Sergej Tichanovski bij zijn herenboerenhuis nabij Gomel. Foto Realt.onliner.
Door Hubert Smeets
De erosie van zijn machtspositie in de samenleving is niet alleen het gevolg van zijn autoritaire politiek, zoals nu op straat meer dan ooit zichtbaar wordt, maar ook van zijn onhoudbare economische beleid van de laatste vijf jaar. Door de coronapandemie is slechts versneld aan het licht gekomen dat zijn dictatoriaal bureaucratische staatskapitalistische model niet meer van deze tijd is.
De drie presidentskandidaten, tegen wie Loekasjenko het in de verkiezingen niet durfde op te nemen, zijn ieder voor zich illustraties voor de sociaal-economische spanningen die Loekasjenko zelf heeft opgeroepen. Geen van drieën zijn dissidente politici, maar representanten van de economische bestuurselite. Viktor Babariko (56), die sinds 16 juni gevangen zit, is bankier bij de Belgazprombank, een dochter van de grote Gazprombank in Rusland. Valeri Tsepkalo (55), die eerst naar Moskou is gevlucht en later naar Kiev is uitgeweken, is oprichter van het Belarus Hightech park, maar was voordien ambassadeur in de VS en naaste medewerker van Loekasjenko. En Sergej Tichanovski (42), die sinds 29 mei in detentie wordt gehouden, is een ondernemer in communicatie en entertainment.
Een middenstander die telkens zijn hoofd stoot
Met name de politieke bewustwording van Tichanovski is exemplarisch voor de doodlopende straat die Loekasjenko met zijn economische beleid is ingeslagen. Na zijn studie taalkunde aan de universiteit van Gomel was Sergej Tichanovski de reclame- en videobranche ingegaan. Hij werkte (en woonde deels) in Rusland, Oekraïne en Belarus. Zijn eerste vermogen verdiende hij in deze drie landen met reclame, videoclips voor popgroepen, concerten en een nachtclub in Gomel.
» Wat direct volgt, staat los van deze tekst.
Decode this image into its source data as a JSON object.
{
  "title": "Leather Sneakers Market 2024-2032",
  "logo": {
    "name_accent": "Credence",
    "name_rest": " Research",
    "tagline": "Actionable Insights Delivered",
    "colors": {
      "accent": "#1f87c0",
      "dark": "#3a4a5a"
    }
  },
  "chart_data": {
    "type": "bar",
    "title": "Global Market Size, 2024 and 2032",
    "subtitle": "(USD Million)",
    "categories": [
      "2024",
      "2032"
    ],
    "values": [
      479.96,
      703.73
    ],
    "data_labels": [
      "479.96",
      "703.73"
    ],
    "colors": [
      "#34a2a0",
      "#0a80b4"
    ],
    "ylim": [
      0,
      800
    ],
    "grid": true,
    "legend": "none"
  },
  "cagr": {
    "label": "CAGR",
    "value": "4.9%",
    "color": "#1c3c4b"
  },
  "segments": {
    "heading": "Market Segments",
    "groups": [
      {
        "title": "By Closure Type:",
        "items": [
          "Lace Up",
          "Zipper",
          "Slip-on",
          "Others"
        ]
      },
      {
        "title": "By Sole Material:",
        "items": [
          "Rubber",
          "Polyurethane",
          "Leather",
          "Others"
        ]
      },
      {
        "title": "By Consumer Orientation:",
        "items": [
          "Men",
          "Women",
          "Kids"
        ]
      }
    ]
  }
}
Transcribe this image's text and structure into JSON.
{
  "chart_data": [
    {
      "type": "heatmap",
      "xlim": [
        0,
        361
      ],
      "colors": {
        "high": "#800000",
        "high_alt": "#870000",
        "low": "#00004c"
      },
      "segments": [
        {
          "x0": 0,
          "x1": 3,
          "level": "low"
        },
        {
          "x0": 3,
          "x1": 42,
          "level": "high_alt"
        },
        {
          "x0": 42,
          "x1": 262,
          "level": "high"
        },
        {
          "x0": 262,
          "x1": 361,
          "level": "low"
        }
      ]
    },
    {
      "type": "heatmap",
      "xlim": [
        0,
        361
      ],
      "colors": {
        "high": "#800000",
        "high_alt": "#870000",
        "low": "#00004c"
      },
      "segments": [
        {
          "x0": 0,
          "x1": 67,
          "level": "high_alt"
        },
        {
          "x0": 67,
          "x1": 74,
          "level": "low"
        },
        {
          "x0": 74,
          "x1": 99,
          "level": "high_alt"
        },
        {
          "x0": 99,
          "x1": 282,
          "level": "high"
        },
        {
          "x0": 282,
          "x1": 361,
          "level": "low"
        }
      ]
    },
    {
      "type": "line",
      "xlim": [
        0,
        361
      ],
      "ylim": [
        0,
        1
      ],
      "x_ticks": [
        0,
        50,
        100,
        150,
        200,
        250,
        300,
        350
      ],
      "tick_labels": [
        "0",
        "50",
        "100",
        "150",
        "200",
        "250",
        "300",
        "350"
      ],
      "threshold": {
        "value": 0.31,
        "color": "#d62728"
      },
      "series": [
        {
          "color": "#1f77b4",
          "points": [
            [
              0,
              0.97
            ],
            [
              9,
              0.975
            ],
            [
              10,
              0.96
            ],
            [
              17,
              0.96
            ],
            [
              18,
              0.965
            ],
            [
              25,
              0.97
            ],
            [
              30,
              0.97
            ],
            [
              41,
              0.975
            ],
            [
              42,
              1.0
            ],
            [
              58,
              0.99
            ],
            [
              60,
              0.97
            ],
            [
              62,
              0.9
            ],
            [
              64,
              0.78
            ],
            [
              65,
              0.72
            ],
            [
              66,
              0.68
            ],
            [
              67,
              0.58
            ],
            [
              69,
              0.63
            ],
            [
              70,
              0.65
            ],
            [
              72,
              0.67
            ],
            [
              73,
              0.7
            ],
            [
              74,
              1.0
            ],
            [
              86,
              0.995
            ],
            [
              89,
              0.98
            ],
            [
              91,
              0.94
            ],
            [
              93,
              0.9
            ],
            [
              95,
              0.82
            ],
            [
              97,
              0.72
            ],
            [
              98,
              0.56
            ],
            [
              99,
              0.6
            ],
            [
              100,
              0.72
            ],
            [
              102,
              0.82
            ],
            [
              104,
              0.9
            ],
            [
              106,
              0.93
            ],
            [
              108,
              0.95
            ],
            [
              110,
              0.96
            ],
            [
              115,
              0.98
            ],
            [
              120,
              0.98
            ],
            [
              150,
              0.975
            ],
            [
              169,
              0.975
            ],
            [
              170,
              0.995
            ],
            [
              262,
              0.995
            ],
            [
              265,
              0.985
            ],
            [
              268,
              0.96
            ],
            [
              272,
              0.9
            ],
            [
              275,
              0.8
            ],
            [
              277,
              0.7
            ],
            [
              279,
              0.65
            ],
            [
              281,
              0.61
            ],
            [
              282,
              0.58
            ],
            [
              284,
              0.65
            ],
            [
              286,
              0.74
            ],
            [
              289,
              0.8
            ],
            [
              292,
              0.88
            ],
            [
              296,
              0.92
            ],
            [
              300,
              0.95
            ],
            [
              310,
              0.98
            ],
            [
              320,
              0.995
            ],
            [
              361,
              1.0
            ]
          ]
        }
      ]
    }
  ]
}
Met dit kapitaal kocht hij in 2017 een oud vervallen herenboerenhuis in het bijna verlaten dorp Ogorodnja ten oosten van Gomel, vlakbij de grens van zowel Rusland als Oekraïne. Tichanovski wilde dit maison de maître ombouwen tot een hotel-restaurant met toeristisch vertier. Het lokale bestuur in Gomel was aanvankelijk niet openlijk tegen zijn plannen. Maar het besloot intussen niets en werd zo gaandeweg ook een sta-in-de-weg. Bij elke stap moest Tichanovski een maand wachten op de bureaucratie. Hoewel de boerenhoeve leeg stond en volstrekt verwaarloosd was, werd hij systematisch tegengewerkt. Als hij in zijn verbouwingsplan ergens een woonkamer wilde inrichten, antwoordde de ambtenaren dat dit een inbreuk was op de bestaande architectuur en dat hij daarom een vergunning nodig had en uiteraard meteen de daarbij horende legeskosten moest betalen. En dat niet eenmaal, maar meerdere keren.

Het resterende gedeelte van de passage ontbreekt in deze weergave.